Es ist in Rechtsprechung und Lehre allgemein anerkannt, daß demjenigen, in dessen Rechte, sei es auch mit seiner Zustimmung, aus Anlaß einer Flurbereinigung ohne Zuerkennung eines Wertausgleichs eingegriffen wird, ein - eine Enteignung kennzeichnendes - Sonderopfer auferlegt wird.
Zwischen den Parteien ist unstreitig, daß der Kläger die seinem Fischereirecht unterliegenden Gewässerstrecken nach der Begradigung nicht mehr in dem Umfang wie zuvor als Laichplätze für seine Bachforellen nutzen kann. Unstreitig ist ferner, daß im Flurbereinigungsplan eine Entschädigung des Klägers für die aufgrund des Ausbaues der Bachläufe eingetretene Entwertung seines Fischereirechts nicht vorgesehen ist. Dieses Vermögensopfer entschädigungslos hinzunehmen, ist der Kläger, wie auch der Beklagte einräumt, nicht verpflichtet.
Stellt sich, wie im vorliegenden Fall, die hoheitliche Maßnahme rechtlich als Enteignung dar, so haben nach der zwingenden Vorschrift des Art. 14 Abs. 3 Satz 466 allein die ordentlichen Gerichte über die Höhe der Enteignungsentschädigung zu befinden. Die Ansicht des Beklagten, der Kläger hätte seine Entschädigungsansprüche vor den Flurbereinigungsgerichten geltend machen müssen, ist daher unzutreffend.
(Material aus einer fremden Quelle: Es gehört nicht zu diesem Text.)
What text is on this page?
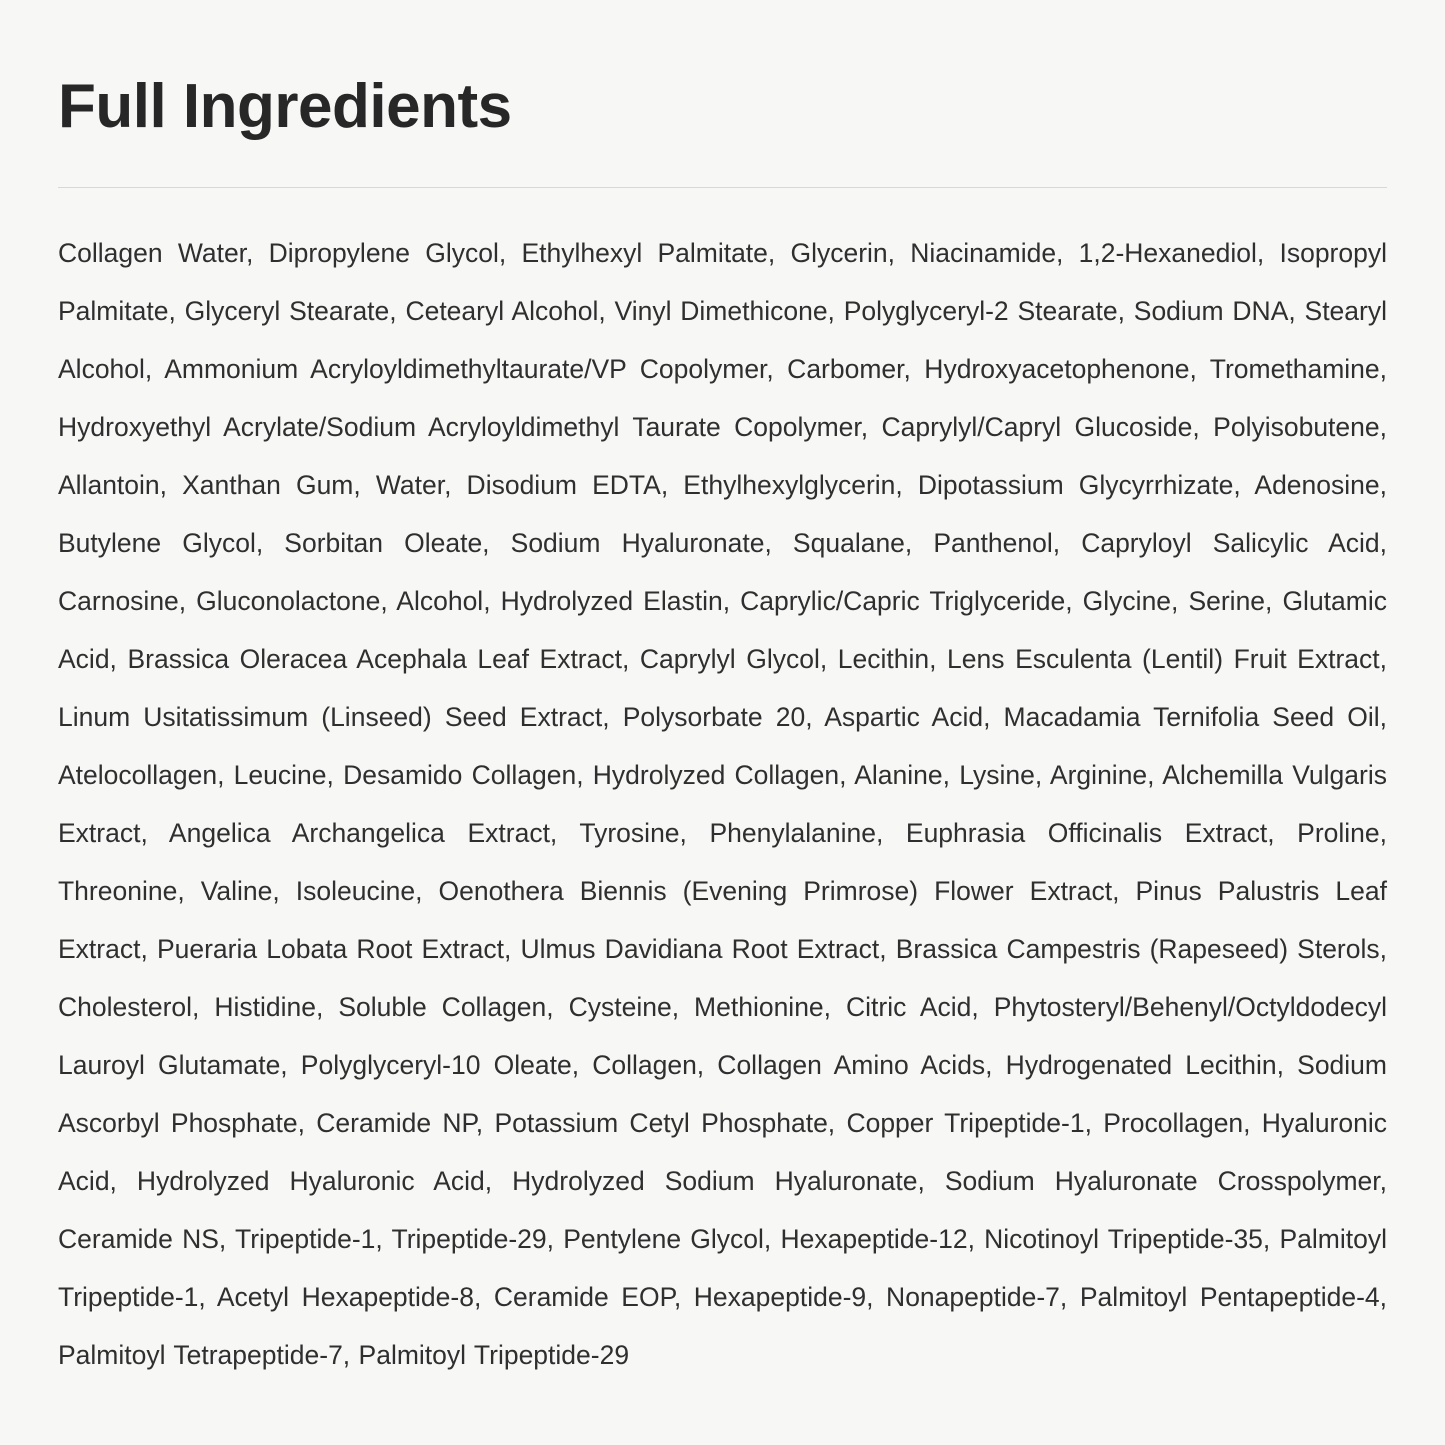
Full Ingredients

Collagen Water, Dipropylene Glycol, Ethylhexyl Palmitate, Glycerin, Niacinamide, 1,2-Hexanediol, Isopropyl Palmitate, Glyceryl Stearate, Cetearyl Alcohol, Vinyl Dimethicone, Polyglyceryl-2 Stearate, Sodium DNA, Stearyl Alcohol, Ammonium Acryloyldimethyltaurate/VP Copolymer, Carbomer, Hydroxyacetophenone, Tromethamine, Hydroxyethyl Acrylate/Sodium Acryloyldimethyl Taurate Copolymer, Caprylyl/Capryl Glucoside, Polyisobutene, Allantoin, Xanthan Gum, Water, Disodium EDTA, Ethylhexylglycerin, Dipotassium Glycyrrhizate, Adenosine, Butylene Glycol, Sorbitan Oleate, Sodium Hyaluronate, Squalane, Panthenol, Capryloyl Salicylic Acid, Carnosine, Gluconolactone, Alcohol, Hydrolyzed Elastin, Caprylic/Capric Triglyceride, Glycine, Serine, Glutamic Acid, Brassica Oleracea Acephala Leaf Extract, Caprylyl Glycol, Lecithin, Lens Esculenta (Lentil) Fruit Extract, Linum Usitatissimum (Linseed) Seed Extract, Polysorbate 20, Aspartic Acid, Macadamia Ternifolia Seed Oil, Atelocollagen, Leucine, Desamido Collagen, Hydrolyzed Collagen, Alanine, Lysine, Arginine, Alchemilla Vulgaris Extract, Angelica Archangelica Extract, Tyrosine, Phenylalanine, Euphrasia Officinalis Extract, Proline, Threonine, Valine, Isoleucine, Oenothera Biennis (Evening Primrose) Flower Extract, Pinus Palustris Leaf Extract, Pueraria Lobata Root Extract, Ulmus Davidiana Root Extract, Brassica Campestris (Rapeseed) Sterols, Cholesterol, Histidine, Soluble Collagen, Cysteine, Methionine, Citric Acid, Phytosteryl/Behenyl/Octyldodecyl Lauroyl Glutamate, Polyglyceryl-10 Oleate, Collagen, Collagen Amino Acids, Hydrogenated Lecithin, Sodium Ascorbyl Phosphate, Ceramide NP, Potassium Cetyl Phosphate, Copper Tripeptide-1, Procollagen, Hyaluronic Acid, Hydrolyzed Hyaluronic Acid, Hydrolyzed Sodium Hyaluronate, Sodium Hyaluronate Crosspolymer, Ceramide NS, Tripeptide-1, Tripeptide-29, Pentylene Glycol, Hexapeptide-12, Nicotinoyl Tripeptide-35, Palmitoyl Tripeptide-1, Acetyl Hexapeptide-8, Ceramide EOP, Hexapeptide-9, Nonapeptide-7, Palmitoyl Pentapeptide-4, Palmitoyl Tetrapeptide-7, Palmitoyl Tripeptide-29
Die Zuständigkeit der Flurbereinigungsgerichte wäre allenfalls dann gegeben, wenn die Flurbereinigungsbehörde überhaupt eine Regelung über die dem Kläger aufgrund seines Fischereirechts als Nebenbeteiligten i.S. von § 10 FlurbG gemäß § 59 FlurbG zustehende Entschädigung getroffen hätte. Für den Fall aber, daß die Flurbereinigungsbehörde - wie hier - in geschützte Rechtspositionen eines Nebenbeteiligten eingreift, ohne über Art und Umfang der zu gewährenden Entschädigung zu befinden, ist bei einem Streit über die Höhe der Abfindung der Rechtsweg zu den ordentlichen Gerichten gegeben.
Die Klage ist demnach zulässig.
Sie ist aber nicht begründet. Der Beklagte ist nicht passiv legitimiert.
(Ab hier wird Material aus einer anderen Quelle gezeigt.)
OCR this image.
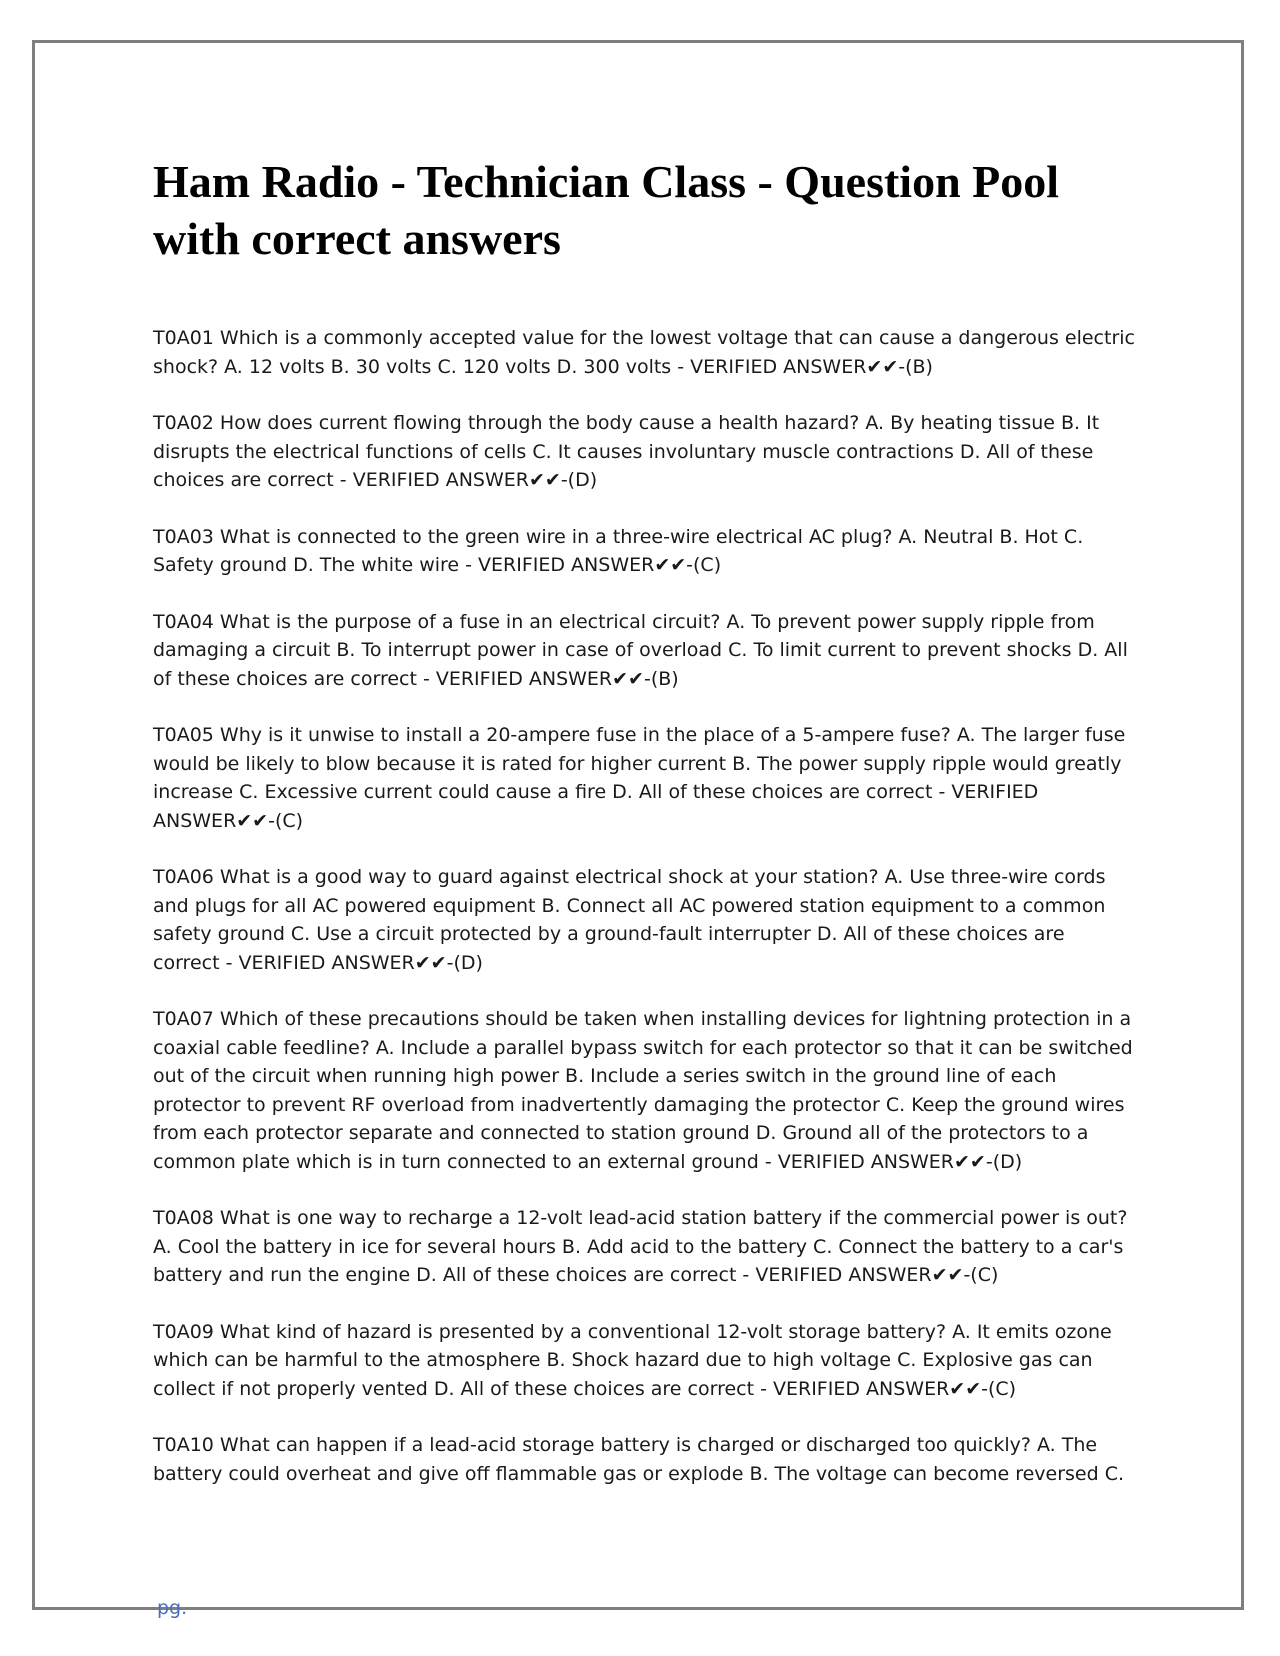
Ham Radio - Technician Class - Question Pool with correct answers

T0A01 Which is a commonly accepted value for the lowest voltage that can cause a dangerous electric shock? A. 12 volts B. 30 volts C. 120 volts D. 300 volts - VERIFIED ANSWER✔✔-(B)

T0A02 How does current flowing through the body cause a health hazard? A. By heating tissue B. It disrupts the electrical functions of cells C. It causes involuntary muscle contractions D. All of these choices are correct - VERIFIED ANSWER✔✔-(D)

T0A03 What is connected to the green wire in a three-wire electrical AC plug? A. Neutral B. Hot C. Safety ground D. The white wire - VERIFIED ANSWER✔✔-(C)

T0A04 What is the purpose of a fuse in an electrical circuit? A. To prevent power supply ripple from damaging a circuit B. To interrupt power in case of overload C. To limit current to prevent shocks D. All of these choices are correct - VERIFIED ANSWER✔✔-(B)

T0A05 Why is it unwise to install a 20-ampere fuse in the place of a 5-ampere fuse? A. The larger fuse would be likely to blow because it is rated for higher current B. The power supply ripple would greatly increase C. Excessive current could cause a fire D. All of these choices are correct - VERIFIED ANSWER✔✔-(C)

T0A06 What is a good way to guard against electrical shock at your station? A. Use three-wire cords and plugs for all AC powered equipment B. Connect all AC powered station equipment to a common safety ground C. Use a circuit protected by a ground-fault interrupter D. All of these choices are correct - VERIFIED ANSWER✔✔-(D)

T0A07 Which of these precautions should be taken when installing devices for lightning protection in a coaxial cable feedline? A. Include a parallel bypass switch for each protector so that it can be switched out of the circuit when running high power B. Include a series switch in the ground line of each protector to prevent RF overload from inadvertently damaging the protector C. Keep the ground wires from each protector separate and connected to station ground D. Ground all of the protectors to a common plate which is in turn connected to an external ground - VERIFIED ANSWER✔✔-(D)

T0A08 What is one way to recharge a 12-volt lead-acid station battery if the commercial power is out? A. Cool the battery in ice for several hours B. Add acid to the battery C. Connect the battery to a car's battery and run the engine D. All of these choices are correct - VERIFIED ANSWER✔✔-(C)

T0A09 What kind of hazard is presented by a conventional 12-volt storage battery? A. It emits ozone which can be harmful to the atmosphere B. Shock hazard due to high voltage C. Explosive gas can collect if not properly vented D. All of these choices are correct - VERIFIED ANSWER✔✔-(C)

T0A10 What can happen if a lead-acid storage battery is charged or discharged too quickly? A. The battery could overheat and give off flammable gas or explode B. The voltage can become reversed C.

pg.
Entschädigungspflichtig ist nicht die enteignende Behörde, sondern der durch die Enteignung unmittelbar Begünstigte. Unmittelbar begünstigt aber ist allein die gemäß § 16 FlurbG eine Körperschaft des öffentlichen Rechts bildende Teilnehmergemeinschaft. Eine Entschädigungspflicht des Beklagten läßt sich entgegen der Ansicht des Klägers auch nicht aus dem Umstand herleiten, daß eine Flurbereinigung und die damit verbundene Verbesserung der Landschafts- und Bodenstruktur mittelbar auch der Allgemeinheit zugute kommt. Denn wäre neben dem unmittelbar Begünstigten auch der nur mittelbar Begünstigte zur Zahlung einer Entschädigung verpflichtet, so würde der Enteignete eine Geldabfindung immer auch vom Staat verlangen können. Diese Möglichkeit aber soll dem Enteigneten gerade genommen sein.